Here is some superb advice from someone who knows the syndrome well: Don’t.

Unless you have a temperature… or are projectile vomiting… or are bleeding from your poor old rectum, just heave a deep sigh, get up and go out the door. One of two things will happen, in my experience. Once in a great while, you’ll continue to feel like dog-meat in the gym, on the bike or whatever, and you can come home in, say, half an hour. Excellent.

BUT… in the vast majority of cases, after twenty minutes you don’t remember feeling lousy.In fact, exercise is mostly a cure for feeling lousy. Before you have time to really stop sulking, damned if you don’t feel great.

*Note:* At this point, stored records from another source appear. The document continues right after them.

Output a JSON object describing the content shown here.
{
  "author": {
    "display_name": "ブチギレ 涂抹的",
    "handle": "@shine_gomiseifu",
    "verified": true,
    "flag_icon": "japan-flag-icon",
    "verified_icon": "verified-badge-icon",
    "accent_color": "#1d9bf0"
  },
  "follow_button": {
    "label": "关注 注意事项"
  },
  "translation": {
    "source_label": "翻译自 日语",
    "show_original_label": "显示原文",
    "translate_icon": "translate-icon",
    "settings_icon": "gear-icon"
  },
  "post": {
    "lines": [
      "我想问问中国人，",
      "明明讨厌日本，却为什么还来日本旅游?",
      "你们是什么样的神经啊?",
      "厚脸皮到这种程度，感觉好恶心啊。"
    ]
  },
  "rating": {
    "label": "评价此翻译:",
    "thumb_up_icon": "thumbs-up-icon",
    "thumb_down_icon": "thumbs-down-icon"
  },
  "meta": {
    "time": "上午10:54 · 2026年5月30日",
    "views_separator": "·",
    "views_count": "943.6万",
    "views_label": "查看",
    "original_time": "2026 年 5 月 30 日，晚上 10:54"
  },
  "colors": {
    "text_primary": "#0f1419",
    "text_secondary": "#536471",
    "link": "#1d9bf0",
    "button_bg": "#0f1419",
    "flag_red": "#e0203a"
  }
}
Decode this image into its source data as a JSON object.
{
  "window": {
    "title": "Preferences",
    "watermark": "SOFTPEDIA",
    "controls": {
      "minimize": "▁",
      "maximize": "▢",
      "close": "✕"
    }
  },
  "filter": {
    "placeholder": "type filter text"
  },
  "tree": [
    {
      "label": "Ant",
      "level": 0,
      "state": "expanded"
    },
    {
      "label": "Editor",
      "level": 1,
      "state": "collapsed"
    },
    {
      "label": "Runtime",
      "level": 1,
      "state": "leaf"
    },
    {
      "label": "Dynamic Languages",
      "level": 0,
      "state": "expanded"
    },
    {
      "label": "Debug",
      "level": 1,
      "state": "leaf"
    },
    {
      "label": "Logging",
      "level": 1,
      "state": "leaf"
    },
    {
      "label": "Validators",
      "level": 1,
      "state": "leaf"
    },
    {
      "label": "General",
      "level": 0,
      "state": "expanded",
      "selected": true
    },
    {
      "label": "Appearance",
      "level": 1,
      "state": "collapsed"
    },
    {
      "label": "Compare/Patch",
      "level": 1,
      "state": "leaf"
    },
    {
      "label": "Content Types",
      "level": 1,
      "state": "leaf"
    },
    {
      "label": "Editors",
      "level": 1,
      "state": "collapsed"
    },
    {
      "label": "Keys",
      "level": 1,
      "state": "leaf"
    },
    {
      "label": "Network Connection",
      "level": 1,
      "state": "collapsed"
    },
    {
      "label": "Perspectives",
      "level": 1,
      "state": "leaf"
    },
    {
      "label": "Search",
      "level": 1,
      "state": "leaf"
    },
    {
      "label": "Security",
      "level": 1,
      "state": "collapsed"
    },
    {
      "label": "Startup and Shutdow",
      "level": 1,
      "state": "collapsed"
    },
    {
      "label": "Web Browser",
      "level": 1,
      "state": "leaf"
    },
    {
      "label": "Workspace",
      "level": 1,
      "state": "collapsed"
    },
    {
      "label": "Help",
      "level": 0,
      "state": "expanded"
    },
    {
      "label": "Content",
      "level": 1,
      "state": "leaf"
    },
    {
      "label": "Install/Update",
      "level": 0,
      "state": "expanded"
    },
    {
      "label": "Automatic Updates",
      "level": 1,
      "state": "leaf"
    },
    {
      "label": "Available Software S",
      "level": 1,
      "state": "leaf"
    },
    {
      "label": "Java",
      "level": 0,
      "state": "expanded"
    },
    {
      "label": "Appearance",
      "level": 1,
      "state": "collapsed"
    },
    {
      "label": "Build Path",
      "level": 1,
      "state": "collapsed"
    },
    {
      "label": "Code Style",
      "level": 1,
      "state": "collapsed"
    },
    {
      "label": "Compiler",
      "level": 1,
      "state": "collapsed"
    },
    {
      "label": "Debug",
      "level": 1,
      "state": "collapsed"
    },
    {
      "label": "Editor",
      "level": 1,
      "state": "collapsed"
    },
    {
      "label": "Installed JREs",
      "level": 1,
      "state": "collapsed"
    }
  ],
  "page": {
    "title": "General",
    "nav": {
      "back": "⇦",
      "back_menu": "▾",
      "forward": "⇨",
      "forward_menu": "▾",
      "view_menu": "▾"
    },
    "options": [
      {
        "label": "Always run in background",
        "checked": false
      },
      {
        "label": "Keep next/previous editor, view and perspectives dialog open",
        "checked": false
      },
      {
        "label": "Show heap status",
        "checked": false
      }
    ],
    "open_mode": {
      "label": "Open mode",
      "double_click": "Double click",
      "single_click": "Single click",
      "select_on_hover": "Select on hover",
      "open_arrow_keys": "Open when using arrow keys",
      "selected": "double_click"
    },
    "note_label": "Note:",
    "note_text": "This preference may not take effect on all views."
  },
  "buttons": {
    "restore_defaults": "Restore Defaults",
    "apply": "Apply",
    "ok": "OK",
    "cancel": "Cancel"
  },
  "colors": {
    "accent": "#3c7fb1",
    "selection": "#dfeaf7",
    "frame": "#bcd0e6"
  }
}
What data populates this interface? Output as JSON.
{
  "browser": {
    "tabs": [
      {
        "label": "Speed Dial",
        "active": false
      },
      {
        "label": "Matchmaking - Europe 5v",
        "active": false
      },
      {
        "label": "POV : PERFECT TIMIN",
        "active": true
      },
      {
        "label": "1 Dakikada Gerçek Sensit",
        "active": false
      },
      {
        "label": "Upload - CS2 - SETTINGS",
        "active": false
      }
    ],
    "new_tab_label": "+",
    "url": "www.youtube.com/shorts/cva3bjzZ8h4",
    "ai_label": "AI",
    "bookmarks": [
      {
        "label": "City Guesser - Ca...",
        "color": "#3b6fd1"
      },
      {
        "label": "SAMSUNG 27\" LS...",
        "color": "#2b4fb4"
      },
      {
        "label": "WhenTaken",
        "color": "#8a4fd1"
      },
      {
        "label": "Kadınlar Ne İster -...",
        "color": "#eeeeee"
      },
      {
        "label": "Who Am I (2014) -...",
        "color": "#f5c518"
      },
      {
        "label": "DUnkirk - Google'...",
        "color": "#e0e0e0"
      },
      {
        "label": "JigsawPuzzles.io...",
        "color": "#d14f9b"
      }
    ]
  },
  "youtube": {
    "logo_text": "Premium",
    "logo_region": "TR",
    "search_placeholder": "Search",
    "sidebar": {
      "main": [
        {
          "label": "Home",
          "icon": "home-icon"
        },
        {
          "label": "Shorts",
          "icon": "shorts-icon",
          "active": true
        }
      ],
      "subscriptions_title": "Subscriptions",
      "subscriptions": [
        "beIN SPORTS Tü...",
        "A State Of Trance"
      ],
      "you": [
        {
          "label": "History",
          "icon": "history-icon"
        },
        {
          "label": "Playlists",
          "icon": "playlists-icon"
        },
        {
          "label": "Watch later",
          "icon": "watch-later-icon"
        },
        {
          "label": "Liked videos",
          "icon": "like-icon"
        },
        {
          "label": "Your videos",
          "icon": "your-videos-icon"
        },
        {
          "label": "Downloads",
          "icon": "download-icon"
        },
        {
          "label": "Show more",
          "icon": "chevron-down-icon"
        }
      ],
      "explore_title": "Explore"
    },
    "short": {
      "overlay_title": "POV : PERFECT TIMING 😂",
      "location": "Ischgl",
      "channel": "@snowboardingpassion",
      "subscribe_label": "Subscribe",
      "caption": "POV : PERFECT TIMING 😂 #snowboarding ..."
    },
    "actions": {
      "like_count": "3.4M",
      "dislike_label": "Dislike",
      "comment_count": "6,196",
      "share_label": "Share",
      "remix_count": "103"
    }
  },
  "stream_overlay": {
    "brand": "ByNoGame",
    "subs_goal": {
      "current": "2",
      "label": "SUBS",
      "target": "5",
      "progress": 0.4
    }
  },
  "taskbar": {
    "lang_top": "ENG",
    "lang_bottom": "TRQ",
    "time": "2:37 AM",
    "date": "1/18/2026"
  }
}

Like this morning. Woke up and thought, “I don’t feel good.” But – like the Great American I am – I got up and drove crankily over to the lake anyhow, launched the damned single scull, and started paddling along. In ten minutes, I had forgotten that I felt lousy and meant to go home in half an hour. Inexplicably, I suddenly felt wonderful. Weird, but it happens all the time. Exercise often works precisely that way. There have been days when I continued to feel dreadful and soon came home. But not many. The exercise takes over your head as well as your body. And damned if you don’t feel wonderful. Not just okay… wonderful. It’s weird. And true. And important.

About Author

Chris Crowley

7 Comments

  1. Tom Diersch

    any comments about HIIT exercise?

  2. James Devaney

    Look at exercise as a job. You just don’t go to work because ” I don’t feel good” you get up and go. So too with exercise just get up and go. Ninety percent of any task is just showing up.

  3. Jeff Jachim

    I’ve just finished the thinner next year book and I am wondering are the 10 stretches and the 25 weight training exercises available as PDFs so I can keep them with me in my workout room and glance at them every time I need to reference them instead of fumbling through the book.
    Thanks, Jeff Jachim

  4. Marty Mathis

    Ha, I’m sitting on my couch like a blob reading this. I guess now I’ll have to get up and do something. Thanks for shaking some sence into me Chris.